The Trichotomy of Control, or, How to Lower Your Stress Level.
This Dilbert comic provides me with a good opportunity to write about what William Irvine, in A Guide to the Good Life: The Ancient Art of Stoic Joy, calls the dichotomy of control. Asok’s new goal is manageable, being highly unlikely, but it’s also out of his control. The Stoics would suggest that if he wants to avoid disappointment he would do better to desire something within his control. (Hey, there’s a whole shelf of books at B&N with titles like [Insert pop culture phenomenon] and Philosophy, so I can surely introduce a bit on Stoic philosophy with a Dilbert strip.)
Here’s Irvine:
Epictetus’ Handbook opens, somewhat famously, with the following assertion: “Some things are up to us and some are not up to us.” He offers our opinions, impulses, desires, and aversions as examples of things that are up to us, and our possessions and reputation as examples of things that aren’t. From this assertion it follows that we are faced with a choice in the desires we form: We can want things that are up to us, or we can want things that are not up to us.
Clearly if we want a peaceful life we should desire those things that are up to us and not worry about those things which are not up to us. Irvine disputes whether some of the things Epictetus says are within our control are actually up to us. Impulses and desires, for example, usually catch us unawares, though whether we act on them is usually up to us. He also says that it isn’t clear what Epictetus means by something not being up to us. It could mean that we have either no control or incomplete control. Better, says Irvine, to speak of a trichotomy of control:
- Things over which we have complete control.
- Example: The goals we set for ourselves. The values we form.
- Things over which we have no control at all.
- Example: Whether the sun will rise tomorrow.
- Things over which we have some but not complete control.
- Example: Whether we win while playing tennis.
We should definitely concern ourselves with things in category one. It is the most important category, but it is also fairly well understood. A good deal of stress, however, comes from misunderstanding categories two and three.

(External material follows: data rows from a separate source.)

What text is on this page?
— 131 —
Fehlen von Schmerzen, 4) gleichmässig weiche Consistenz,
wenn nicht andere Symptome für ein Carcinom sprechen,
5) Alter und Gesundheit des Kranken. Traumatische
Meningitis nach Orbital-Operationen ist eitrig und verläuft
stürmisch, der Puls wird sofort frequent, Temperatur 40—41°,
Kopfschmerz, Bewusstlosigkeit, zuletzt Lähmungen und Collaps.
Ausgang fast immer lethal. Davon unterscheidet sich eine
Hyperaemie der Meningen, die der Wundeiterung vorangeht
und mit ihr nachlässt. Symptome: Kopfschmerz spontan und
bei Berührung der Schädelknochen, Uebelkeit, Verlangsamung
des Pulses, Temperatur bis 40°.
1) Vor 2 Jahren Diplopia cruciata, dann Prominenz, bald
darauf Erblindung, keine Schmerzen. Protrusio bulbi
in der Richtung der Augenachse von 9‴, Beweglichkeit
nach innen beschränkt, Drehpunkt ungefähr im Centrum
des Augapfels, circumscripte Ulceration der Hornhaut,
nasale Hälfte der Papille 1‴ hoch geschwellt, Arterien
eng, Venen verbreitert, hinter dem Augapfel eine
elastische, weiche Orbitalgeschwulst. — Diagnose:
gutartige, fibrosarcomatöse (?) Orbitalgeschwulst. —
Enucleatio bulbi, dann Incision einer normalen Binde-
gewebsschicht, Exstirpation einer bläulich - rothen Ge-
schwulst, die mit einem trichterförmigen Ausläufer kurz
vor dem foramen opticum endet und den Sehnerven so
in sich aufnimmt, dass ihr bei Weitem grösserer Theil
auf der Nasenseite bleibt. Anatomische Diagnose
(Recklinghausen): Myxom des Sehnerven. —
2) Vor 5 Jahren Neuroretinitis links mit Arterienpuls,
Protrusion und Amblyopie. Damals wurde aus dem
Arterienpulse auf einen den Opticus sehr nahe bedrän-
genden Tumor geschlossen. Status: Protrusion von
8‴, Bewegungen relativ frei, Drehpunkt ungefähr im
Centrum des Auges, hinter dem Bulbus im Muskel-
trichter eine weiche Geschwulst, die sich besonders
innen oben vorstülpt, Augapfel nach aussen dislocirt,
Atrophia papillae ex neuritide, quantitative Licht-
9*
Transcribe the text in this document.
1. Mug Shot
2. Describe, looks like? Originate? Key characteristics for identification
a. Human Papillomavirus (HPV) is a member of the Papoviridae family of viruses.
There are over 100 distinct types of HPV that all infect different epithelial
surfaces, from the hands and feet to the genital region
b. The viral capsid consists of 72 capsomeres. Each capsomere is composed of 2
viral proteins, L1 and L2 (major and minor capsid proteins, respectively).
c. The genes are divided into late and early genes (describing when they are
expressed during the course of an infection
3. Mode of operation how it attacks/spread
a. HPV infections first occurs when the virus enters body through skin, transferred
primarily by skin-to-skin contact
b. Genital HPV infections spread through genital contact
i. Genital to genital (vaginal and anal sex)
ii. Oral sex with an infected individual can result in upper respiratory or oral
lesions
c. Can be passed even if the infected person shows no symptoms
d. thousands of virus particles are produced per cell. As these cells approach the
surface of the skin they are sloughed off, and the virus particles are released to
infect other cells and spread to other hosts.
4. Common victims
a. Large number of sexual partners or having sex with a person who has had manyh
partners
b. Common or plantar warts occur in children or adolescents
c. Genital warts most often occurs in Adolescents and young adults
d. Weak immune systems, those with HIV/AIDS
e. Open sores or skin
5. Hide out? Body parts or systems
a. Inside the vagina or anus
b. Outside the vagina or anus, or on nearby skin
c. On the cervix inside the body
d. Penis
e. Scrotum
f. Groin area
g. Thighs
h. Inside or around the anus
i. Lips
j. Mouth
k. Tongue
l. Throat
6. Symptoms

For example, the past is something over which we have no control at all, yet “crying over spilled milk” is one of the most common ways we raise our stress level. We can and must learn from the past. One of the failures of the perpetually preoccupied, says Seneca, is that they never take the time to reflect on their past because they never disentangle themselves from this present moment. But we must no more worry over the past than we should worry over whether the sun will rise tomorrow.
The key to dealing with things in category three is the way in which we order our desires. Irvine uses the example of winning a tennis match. (Weddle, if you’re reading this, no smart alleck comments from you.) Though we have some influence, the outcome of a tennis match is not entirely within our control. The key then to managing our emotional reaction to the outcome is to internalize our desires. If our desire is merely to win then if we lose we will be disappointed. If, on the other hand, our desire is to play our best game then we may be satisfied whether or not we win. In short, if we want to manage our reactions to those things that are not entirely within our control then we must manage those things that are within our control, namely, our desires. Desire what you can control and not what you cannot control.

Don’t know about this set of advices. Wish I had time to pick through my thoughts about this — or, better, to hunt down what’s been said by people whose thoughts are more worth picking through.
Anyway, briefly off top of the head, it bothers me that desire here seems to be such a slight thing. Happiness, ‘a peaceful life,’ is somehow a given, and desire simply a function understood by its relation to the given thing. I don’t say this is nonsense, but it does seem to me that there’s another way of looking at desire, probably at least as important. Desire isn’t just a function, it’s also an aspect of human nature that tells us about ourselves & the world — isn’t it? Don’t know whether I’m liable to confusing terminologies here, but I want to say that desire is a kind of knowledge. In this sense, it’s perfectly proper to desire that the sun should come up in the morning. Not because you can find contentment by desiring what’s simple & cyclical or consistent with your biology or whatever, but because the sun coming up — the earth revolving & the sun being what it is in connection with the earth — is a peculiar species of good. And getting down into that good, knowing it deeply, is a richness of our own nature & part in Nature that desire makes possible to us. In a related way, perfectly proper to desire — in spite of all my awareness that no immediately obvious fulfillment is ever going to come my way — that I’d marry someone as beautiful as Shania Twain or Naomi Campbell, live in a Neuschwanstein or a Taliesin on cliffs overlooking the Pacific, enjoy the regard of world leaders as your peers, and so on as long as your list might run. (Heck, tack intergalactic travel on there — why not.) Not as a kind of dreaming appropriate to the young, with the practical benefit that one sets out in life with drive & enough hopefulness to surmount the usual disappointments down the line, but as an aspect of knowing who we are who marry and build houses or kingdoms or try to fly, what it is we do when we pursue marriage & property & danger, and what loss and death are — for instances. In this alternative sense, the idea isn’t that desire’s to be constrained by reality, but rather that it’s to be expanded as far as you have capacity to expand it — reality being there, expansive & elusive, to be grasped & grown into.